Divorce juif et femmes agounot

En attendant la mise en place d’un site internet regroupant à la fois les sources dans le judaïsme, les opinions des professionnels et un forum en ligne, pour nous faire parvenir vos sites web, livres, conférences sur le sujet et pour témoigner de votre expérience, je vous invite à nous écrire en bas de cette page. (Si vous désirez en parler en privé, sur la chat-room anonyme, cliquez sur le sport vert).

 

La formation des rabbins n’est pas complète

Formation pendant les études et formation continue

Les études rabbiniques n’intègrent pas encore de formation sur les relations interpersonnel et la dynamique au sein du couple et de la famille. Le résultat pour faire court, est que les rabbins interviennent sur tous les plans de la vie sans aucune formation ni travail personnel. Les dégâts sont particulièrement catastrophiques au niveau de la relation de couple. Il est vital que la formation des rabbins intègre un programme d’initiation (pour commencer) aux disciplines qui s’occupent des couples:

  1. Médicale: gynécologique et l’obstétrique
  2. Psychologique avec les thérapeutes de couple et conseillers conjugaux
  3. Hala’hique: confrontation avec les différents courants du judaïsme, ne serait-ce que par devoir de se tenir informé des courants de la société juive. Que l’on tienne compte ou non de l’avis des autres, il est toujours dynamisant d’écouter des points de vue, contraires ne serait-ce que pour renforcer son propre avis 😉
  4. Conseillers en gestion: la vitalité des couples et des familles dépendant en grande partie de leur façon de gérer leurs ressources, le divorce multiplie les épreuves financières. Un rabin ne peut pas donner son avis s’il ne prend pas compte de la réalité des époux.

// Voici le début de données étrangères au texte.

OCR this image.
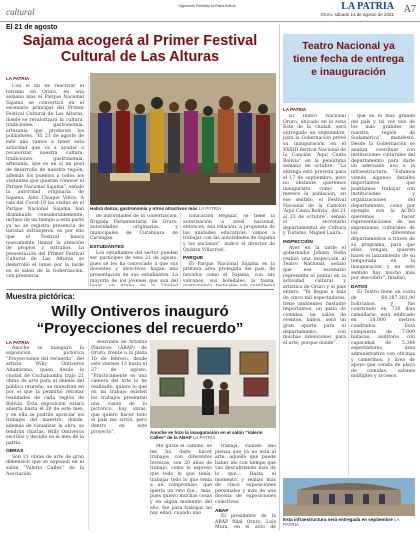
cultural
Vigorizado Periódico la Patria Bolivia	LA PATRIA
Oruro, sábado 14 de agosto de 2021 A7
El 21 de agosto
Sajama acogerá al Primer Festival Cultural de Las Alturas
LA PATRIA

Con el fin de reactivar el turismo en Oruro, en una semana más el Parque Nacional Sajama se convertirá en el escenario principal del Primer Festival Cultural de Las Alturas, donde se revalorizará la cultura, tradiciones, gastronomía, artesanía que producen los pobladores. “El 21 de agosto de este año vamos a tener esta actividad que va a ayudar a revalorizar nuestra cultura, tradiciones, gastronomía, artesanía, que es en sí un pool de desarrollo de nuestra región; además los pueblos a todos los visitantes que quieran conocer el Parque Nacional Sajama”, señaló la autoridad originaria de Sajama, Aldo Choque Villca. A raíz del Covid-19 las visitas en el Parque Nacional Sajama han disminuido considerablemente, incluso de un tiempo a esta parte ya no se registra presencia de turistas extranjeros, es por ello que el Festival busca nuevamente llamar la atención de propios y extraños. La presentación del Primer Festival Cultural de Las Alturas se desarrolló el lunes por la tarde en el salón de la Gobernación, con presencia

Habrá danza, gastronomía y otros atractivos más LA PATRIA

de autoridades de la Gobernación, Brigada Parlamentaria de Oruro, autoridades originarias, y municipales de Curahuara de Carangas.

ESTUDIANTES

Los estudiantes del sector pueden ser partícipes de este 21 de agosto, pues se les ha convocado a que sus docentes y directivos hagan una presentación de sus estudiantes. La mayoría de los jóvenes que son del

Educación Regular, se tiene la autorización a nivel nacional, entonces, esa relación, a propuesta de las unidades educativas, vamos a trabajar con las autoridades de Sajama y los ancianos”, indicó el director de Quintín Villarroel.

PARQUE

El Parque Nacional Sajama es la primera área protegida del país, de nevados como el Sajama, con sus volcanes, sus bofedales, la fauna,

Muestra pictórica:
Willy Ontiveros inauguró “Proyecciones del recuerdo”
LA PATRIA

Anoche se inauguró la exposición pictórica “Proyecciones del recuerdo”, del artista Willy Ontiveros Altamirano, quien desde la ciudad de Cochabamba trajo 21 obras de arte para el deleite del público orureño, se muestran en por el que la permitió retratar realidades de cada región de Bolivia. Esta exposición estará abierta hasta el 20 de este mes, y en ella se podrán apreciar los trabajos del maestro, donde, además de visualizar la obra, se tendrán charlas. Willy Ontiveros escribió y decidió es el mes de la patria.

OBRAS

Son 21 obras de arte de gran dimensión que se exponen en el salón “Valerio Calles” de la Asociación

Boliviana de Artistas Plásticos (ABAP) de Oruro, frente a la plaza 10 de febrero, desde este viernes 13 hasta el 27 de agosto. “Prácticamente es una camera del arte lo he realizado, quiero lo que en mi trabajo existen los trabajos presentan una visión de lo pictórico, hay obras, que quiero hacer todo el país me sirvió, pero dentro en este proyecto”.	Anoche se hizo la inauguración en el salón “Valerio Calles” de la ABAP LA PATRIA

Me gusta el camino, se me ha dado hacer trabajos con diferentes técnicas, son 20 años de trabajo, como le expreso que todo lo que tenía, trabajar todo lo que tenía a un compromiso, que quería un reto fue... más, pues quiero muchas cosas y en algún momento del año, fue para trabajar, no hay edad, cuando uno

trabaja, cuando uno piensa que ya no está al arte, aquello que puede haber ido con tiempo que vas descubriendo más de lo que... Hasta el momento, y realizó más de cinco exposiciones personales y más de una docena de exposiciones colectivas.

ABAP

El presidente de la ABAP filial Oruro, Luis Mora, en el acto de

Teatro Nacional ya tiene fecha de entrega e inauguración
LA PATRIA

El Teatro Nacional Oruro, ubicado en la zona Este de la ciudad, será entregado en septiembre, para la Gobernación prevé su inauguración en el XXXIII festival Nacional de la Canción “Aquí Canta Bolivia” en la penúltima semana de octubre. “La entrega está prevista para el 17 de septiembre, pero no obstante queremos inaugurarlo como se merece la población, en ese sentido, el Festival Nacional de la Canción ‘Aquí Canta Bolivia’, del 21 al 23 de octubre”, señaló el secretario departamental de Cultura y Turismo, Miguel Laura.

INSPECCIÓN

Ayer en la tarde el gobernador Johnny Vedia realizó una inspección al Teatro Nacional, señaló que ese escenario representa el puntal en la actividad cultural y artística de Oruro y el país entero. “Ya llegan a más de cinco mil espectadores, tiene ambientes bastante importantes, un patio de comidas, un salón de eventos, baños, será un gran aporte para el departamento, con muchas intenciones para el arte, porque donde”.

que es el más grande del país y tal vez uno de los más grandes de nuestra región de Sudamérica”, manifestó. Desde la Gobernación se analiza coordinar con instituciones culturales del departamento para darle un adecuado uso a la infraestructura. “Estamos viendo algunos detalles importantes que podríamos trabajar con instituciones y organizaciones del departamento, como por ejemplo con la ACBO queremos hacer representaciones de las expresiones culturales de los diferentes departamentos a través de su programa, para que ellos vengan, quieren hacer el lanzamiento de su temporada en la inauguración y en este sentido hay mucho más por descubrir”, finalizó.

DATOS

El Teatro tiene un costo de 64.287.381,90 bolivianos, y fue construido en 720 días calendario, está edificado en 18.000 metros cuadrados. Está compuesto de 7.000 butacas, auditorio con capacidad de 5.344 espectadores, área administrativa con oficinas y camerinos, y área de apoyo que consta de playa de comidas, salones múltiples y accesos.

Esta infraestructura será entregada en septiembre LA PATRIA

Confrontation des opinions: un problème sanitaire

Si nous connaissons la notion de consanguinité en génétique (le fait pour des familles de se marier exclusivement être elles, donnant naissance à des enfants handicapés physiques et mentaux), ne pourrait-on dire qu’il est en de même de la pensée lorsqu’elle enferme le judaïsme dans une seule direction?  Une direction qui n’a plus rien à voir avec le judaïsme donné au mont Sinaï ayant formé pourtant tant de guéonim par le passé?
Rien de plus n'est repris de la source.